The more we learn about Jay Inslee’s extreme environmental agenda, the more we see that our green, green governor appears to be waging war on the pocketbooks of Washington State’s working families. Inslee’s latest battle in his “green war” is his proposal for a dramatic boost in the state’s fish consumption rate to unrealistically increase water quality standards.
State Senator John Braun wants people to know more about Inslee’s unprecedented new rules, which (if actually adopted) would significantly boost city water treatment bills. In fact, the City of Bellingham predicts that families can expect an increase from $35 up to $200 per month in their sewage bills.
If you thought Inslee’s latest offensive move against Washington’s taxpayers stopped with his new rules on water quality standards, you were wrong. In addition to his unrealistic (and unscientific) new standards, Inslee announced that he would begin to “take a broader approach to areas that are not currently regulated” — areas which he “defined as ‘up stream at the source,’ and that ‘the majority of toxins come from what we build.’”
Braun writes in The Daily News,
“What we build in Washington happens through big and small manufacturing companies that employ more than 300,000 people and contribute more than $26 billion a year to the state’s economy. Many of these companies, such as Simpson Timber and PDM Steel in Cowlitz County, are the economic foundation and lifeblood for hundreds of communities throughout the state.”
How does Inslee plan on applying his “broader” regulatory approach to big and small manufacturing companies? By making Washington State’s big government even bigger, of course. Again, Senator Braun:
“The governor’s proposal, called the Toxin Reduction package, includes giving the Department of Ecology expanded authority to ban certain chemicals and require companies to use new “green chemicals.” The proposal also expands DOE’s reach into local governments to force change through the permitting process and into areas not currently covered by permitting. The most serious consequence of the changes is that the science and technology don’t even exist to comply with some of the new regulations, and the alternatives are too costly for many businesses to bear.”
In other words, in one sweeping move, Inslee wants to expand his war on Washington’s working families to include a war on jobseverywhere … all for the sake of his extreme green agenda.
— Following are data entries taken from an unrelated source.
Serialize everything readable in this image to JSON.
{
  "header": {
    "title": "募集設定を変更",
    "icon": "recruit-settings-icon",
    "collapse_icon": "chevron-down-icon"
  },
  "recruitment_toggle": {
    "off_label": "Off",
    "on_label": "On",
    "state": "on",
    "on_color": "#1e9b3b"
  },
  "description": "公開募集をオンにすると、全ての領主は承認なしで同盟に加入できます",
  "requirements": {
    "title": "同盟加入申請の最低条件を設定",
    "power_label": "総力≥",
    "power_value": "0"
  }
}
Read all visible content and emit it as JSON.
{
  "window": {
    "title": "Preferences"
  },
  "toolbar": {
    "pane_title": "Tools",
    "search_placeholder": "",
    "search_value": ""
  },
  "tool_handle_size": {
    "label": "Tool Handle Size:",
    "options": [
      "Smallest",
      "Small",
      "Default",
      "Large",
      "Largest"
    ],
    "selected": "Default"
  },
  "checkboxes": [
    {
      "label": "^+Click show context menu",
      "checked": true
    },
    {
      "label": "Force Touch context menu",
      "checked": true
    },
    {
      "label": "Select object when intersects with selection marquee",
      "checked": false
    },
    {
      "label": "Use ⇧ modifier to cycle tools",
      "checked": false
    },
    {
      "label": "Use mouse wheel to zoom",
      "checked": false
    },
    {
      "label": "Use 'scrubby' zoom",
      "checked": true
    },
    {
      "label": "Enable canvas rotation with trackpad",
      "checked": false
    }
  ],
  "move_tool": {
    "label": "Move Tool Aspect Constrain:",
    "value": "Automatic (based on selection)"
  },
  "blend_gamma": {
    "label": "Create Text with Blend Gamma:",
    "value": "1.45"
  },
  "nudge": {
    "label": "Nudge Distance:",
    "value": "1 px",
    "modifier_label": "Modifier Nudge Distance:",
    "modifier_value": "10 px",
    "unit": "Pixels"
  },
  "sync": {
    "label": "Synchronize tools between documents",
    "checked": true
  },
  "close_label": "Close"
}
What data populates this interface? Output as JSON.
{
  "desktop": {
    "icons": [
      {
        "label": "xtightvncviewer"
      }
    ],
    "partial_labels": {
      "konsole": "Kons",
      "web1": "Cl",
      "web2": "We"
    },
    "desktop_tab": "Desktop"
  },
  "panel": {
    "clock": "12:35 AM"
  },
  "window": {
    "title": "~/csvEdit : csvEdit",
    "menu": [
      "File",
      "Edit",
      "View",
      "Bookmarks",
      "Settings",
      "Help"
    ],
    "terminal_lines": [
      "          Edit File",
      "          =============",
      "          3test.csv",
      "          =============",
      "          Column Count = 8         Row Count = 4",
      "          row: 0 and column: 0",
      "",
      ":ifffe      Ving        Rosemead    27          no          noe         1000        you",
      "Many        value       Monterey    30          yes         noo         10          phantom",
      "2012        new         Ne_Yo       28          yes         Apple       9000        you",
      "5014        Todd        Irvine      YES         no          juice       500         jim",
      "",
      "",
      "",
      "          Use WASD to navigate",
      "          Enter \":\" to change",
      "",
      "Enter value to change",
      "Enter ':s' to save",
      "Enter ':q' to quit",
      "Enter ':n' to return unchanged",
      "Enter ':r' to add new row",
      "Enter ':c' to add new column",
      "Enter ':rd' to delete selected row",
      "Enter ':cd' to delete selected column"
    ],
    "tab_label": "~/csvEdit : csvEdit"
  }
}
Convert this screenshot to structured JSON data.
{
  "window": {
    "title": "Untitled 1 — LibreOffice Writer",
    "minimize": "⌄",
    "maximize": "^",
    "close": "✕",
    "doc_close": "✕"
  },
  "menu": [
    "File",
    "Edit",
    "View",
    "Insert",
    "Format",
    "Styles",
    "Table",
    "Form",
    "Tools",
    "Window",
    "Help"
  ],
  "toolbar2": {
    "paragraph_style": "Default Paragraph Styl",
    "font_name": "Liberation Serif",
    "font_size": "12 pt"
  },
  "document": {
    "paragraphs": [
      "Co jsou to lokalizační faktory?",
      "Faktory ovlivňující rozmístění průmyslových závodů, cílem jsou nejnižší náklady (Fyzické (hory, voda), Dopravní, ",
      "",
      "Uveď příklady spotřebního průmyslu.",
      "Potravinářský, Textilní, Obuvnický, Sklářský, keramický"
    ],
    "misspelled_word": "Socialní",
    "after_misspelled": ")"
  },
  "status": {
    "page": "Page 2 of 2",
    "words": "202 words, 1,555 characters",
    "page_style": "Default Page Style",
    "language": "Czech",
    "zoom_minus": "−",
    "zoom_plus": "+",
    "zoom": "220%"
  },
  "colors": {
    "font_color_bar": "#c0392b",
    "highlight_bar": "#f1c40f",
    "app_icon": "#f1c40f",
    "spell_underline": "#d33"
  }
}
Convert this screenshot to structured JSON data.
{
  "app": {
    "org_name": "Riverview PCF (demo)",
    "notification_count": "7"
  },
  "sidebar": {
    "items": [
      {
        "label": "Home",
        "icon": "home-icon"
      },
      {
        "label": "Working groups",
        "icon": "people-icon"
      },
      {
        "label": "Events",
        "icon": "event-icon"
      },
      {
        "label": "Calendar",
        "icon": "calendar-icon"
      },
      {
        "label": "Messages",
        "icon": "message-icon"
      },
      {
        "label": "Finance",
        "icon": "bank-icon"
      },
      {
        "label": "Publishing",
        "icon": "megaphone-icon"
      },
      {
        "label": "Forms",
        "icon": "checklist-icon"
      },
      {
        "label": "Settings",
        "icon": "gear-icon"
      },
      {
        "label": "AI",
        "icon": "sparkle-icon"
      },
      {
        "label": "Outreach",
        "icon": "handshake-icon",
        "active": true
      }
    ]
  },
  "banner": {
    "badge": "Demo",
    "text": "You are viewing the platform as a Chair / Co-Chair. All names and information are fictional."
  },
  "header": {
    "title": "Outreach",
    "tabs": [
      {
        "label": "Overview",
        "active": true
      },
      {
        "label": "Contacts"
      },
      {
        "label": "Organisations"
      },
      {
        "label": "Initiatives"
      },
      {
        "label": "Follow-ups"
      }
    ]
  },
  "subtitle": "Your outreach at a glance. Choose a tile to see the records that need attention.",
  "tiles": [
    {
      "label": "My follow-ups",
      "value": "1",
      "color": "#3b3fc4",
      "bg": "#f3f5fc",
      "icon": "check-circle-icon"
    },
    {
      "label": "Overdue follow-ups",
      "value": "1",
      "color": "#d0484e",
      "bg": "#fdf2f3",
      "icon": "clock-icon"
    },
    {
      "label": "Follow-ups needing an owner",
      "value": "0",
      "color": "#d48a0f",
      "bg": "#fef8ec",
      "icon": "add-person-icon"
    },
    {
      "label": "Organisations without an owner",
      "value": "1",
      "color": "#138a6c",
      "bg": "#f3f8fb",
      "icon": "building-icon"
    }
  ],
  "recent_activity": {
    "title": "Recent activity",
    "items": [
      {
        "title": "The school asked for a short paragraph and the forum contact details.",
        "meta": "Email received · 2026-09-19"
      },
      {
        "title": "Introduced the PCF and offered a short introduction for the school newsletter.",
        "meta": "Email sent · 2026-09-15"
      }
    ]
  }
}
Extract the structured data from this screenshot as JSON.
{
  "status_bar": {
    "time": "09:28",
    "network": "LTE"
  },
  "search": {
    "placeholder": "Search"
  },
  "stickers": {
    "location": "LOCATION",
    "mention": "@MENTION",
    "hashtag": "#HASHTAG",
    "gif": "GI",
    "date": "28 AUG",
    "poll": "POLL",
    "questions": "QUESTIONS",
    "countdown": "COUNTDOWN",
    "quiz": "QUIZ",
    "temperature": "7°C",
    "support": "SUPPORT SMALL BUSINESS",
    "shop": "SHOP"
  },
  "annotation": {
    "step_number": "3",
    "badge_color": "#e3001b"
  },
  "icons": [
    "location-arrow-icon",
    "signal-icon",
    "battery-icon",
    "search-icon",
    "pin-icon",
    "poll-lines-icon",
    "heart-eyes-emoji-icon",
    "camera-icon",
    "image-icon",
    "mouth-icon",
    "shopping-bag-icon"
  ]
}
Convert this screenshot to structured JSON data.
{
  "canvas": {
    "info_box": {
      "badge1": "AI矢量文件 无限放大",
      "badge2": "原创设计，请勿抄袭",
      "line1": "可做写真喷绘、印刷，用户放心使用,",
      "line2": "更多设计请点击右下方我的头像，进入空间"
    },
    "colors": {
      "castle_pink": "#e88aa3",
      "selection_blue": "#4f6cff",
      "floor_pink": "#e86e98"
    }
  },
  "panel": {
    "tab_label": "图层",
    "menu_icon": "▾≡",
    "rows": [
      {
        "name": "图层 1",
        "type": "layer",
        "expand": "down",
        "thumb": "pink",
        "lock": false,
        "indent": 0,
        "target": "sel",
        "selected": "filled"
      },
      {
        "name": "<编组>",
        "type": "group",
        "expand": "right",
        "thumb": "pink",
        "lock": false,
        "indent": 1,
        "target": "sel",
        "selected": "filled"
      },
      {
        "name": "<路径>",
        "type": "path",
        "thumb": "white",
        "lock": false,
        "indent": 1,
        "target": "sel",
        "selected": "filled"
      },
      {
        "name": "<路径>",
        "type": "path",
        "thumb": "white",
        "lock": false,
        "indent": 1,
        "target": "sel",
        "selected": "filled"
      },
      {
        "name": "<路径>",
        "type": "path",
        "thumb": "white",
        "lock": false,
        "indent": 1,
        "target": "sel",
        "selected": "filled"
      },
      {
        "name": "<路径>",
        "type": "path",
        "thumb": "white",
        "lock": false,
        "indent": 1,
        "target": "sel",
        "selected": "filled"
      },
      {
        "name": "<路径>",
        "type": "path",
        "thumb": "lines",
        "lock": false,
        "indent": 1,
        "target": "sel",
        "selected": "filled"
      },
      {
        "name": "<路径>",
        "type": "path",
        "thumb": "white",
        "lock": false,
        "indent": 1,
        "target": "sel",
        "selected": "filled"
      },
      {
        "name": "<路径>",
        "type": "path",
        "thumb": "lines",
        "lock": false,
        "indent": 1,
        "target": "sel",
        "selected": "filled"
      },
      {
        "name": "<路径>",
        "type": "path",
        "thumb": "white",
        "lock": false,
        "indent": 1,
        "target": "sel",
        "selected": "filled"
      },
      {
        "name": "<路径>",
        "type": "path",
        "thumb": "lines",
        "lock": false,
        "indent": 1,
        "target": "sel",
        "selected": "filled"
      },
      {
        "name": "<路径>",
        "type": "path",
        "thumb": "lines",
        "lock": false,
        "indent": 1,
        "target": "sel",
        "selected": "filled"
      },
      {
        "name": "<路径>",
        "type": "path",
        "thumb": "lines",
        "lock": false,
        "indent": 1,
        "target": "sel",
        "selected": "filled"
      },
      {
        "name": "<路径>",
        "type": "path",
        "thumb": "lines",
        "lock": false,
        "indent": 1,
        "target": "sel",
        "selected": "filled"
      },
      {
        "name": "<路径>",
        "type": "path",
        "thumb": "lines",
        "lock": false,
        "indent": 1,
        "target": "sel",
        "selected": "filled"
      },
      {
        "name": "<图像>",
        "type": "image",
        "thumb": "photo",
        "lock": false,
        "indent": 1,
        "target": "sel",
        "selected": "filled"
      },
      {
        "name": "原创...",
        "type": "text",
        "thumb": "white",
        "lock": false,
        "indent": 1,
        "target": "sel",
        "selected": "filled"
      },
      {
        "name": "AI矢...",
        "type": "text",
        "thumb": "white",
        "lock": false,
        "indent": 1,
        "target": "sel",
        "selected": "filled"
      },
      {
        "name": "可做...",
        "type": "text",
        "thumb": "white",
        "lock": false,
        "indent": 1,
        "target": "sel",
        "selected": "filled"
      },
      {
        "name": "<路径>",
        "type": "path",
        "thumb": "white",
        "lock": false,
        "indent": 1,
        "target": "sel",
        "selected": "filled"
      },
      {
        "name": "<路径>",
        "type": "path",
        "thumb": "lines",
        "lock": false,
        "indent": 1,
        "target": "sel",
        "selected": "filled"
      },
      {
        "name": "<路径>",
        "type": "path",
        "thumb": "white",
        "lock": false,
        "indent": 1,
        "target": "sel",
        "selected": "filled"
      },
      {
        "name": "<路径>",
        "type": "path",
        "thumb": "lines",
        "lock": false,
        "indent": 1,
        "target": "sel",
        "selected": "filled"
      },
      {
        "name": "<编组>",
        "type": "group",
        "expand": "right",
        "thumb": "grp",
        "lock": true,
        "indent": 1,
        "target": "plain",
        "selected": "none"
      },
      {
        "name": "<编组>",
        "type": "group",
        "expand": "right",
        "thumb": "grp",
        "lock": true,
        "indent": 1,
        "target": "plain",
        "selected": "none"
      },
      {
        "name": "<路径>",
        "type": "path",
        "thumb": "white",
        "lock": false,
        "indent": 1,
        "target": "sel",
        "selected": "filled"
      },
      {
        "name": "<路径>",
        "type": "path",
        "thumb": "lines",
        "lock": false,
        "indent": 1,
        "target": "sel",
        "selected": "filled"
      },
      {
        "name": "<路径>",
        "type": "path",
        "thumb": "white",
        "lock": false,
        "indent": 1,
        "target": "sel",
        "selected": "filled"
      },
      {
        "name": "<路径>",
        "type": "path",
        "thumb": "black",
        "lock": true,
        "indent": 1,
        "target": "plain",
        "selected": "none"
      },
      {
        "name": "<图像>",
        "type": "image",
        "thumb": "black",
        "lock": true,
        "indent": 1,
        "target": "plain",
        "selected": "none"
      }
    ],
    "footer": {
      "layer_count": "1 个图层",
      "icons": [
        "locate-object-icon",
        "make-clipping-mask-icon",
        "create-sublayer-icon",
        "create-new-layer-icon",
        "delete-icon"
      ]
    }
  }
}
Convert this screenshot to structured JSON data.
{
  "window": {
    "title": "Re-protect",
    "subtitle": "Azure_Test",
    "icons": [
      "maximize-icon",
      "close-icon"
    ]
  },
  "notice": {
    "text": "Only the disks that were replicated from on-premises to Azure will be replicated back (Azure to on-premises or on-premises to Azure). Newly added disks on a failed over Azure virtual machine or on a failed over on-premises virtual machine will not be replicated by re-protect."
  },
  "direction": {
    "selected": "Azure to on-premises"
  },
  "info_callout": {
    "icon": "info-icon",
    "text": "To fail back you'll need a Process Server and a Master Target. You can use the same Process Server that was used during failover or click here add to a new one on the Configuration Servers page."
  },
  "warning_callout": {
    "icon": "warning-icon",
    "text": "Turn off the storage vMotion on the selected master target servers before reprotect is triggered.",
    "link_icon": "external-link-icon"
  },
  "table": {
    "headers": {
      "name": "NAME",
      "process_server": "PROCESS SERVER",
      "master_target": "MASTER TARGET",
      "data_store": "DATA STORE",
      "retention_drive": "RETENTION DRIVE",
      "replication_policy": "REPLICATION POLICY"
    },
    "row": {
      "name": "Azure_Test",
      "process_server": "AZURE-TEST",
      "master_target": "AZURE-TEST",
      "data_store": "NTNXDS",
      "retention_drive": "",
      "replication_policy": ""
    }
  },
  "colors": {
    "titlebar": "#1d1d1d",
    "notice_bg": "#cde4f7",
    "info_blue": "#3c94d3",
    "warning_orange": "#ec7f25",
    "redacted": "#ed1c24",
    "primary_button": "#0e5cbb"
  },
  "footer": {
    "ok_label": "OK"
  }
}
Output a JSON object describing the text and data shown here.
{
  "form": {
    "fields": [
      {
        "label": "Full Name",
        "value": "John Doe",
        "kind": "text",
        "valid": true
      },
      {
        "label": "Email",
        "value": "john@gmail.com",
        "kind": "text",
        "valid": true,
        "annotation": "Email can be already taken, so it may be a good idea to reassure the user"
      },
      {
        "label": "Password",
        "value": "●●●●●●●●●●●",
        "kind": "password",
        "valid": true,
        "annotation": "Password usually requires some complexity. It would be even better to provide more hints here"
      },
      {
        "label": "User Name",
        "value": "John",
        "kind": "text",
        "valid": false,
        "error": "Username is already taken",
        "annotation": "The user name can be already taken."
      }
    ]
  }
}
At the expense of taxpayers, Inslee wants to increase the control of his army of unelected bureaucrats at the Department of Ecology, giving them “more power and authority over how we build things in Washington.”
Braun writes that “banning certain chemicals or demanding that companies remove components when no alternatives exist”— which is sure to happen once Ecology’s bureaucrats have the power — “makes the governor’s retaliatory approach unworkable and harmful to our economic health.”
That’s harmful to Washington’s economy, and taxpayers.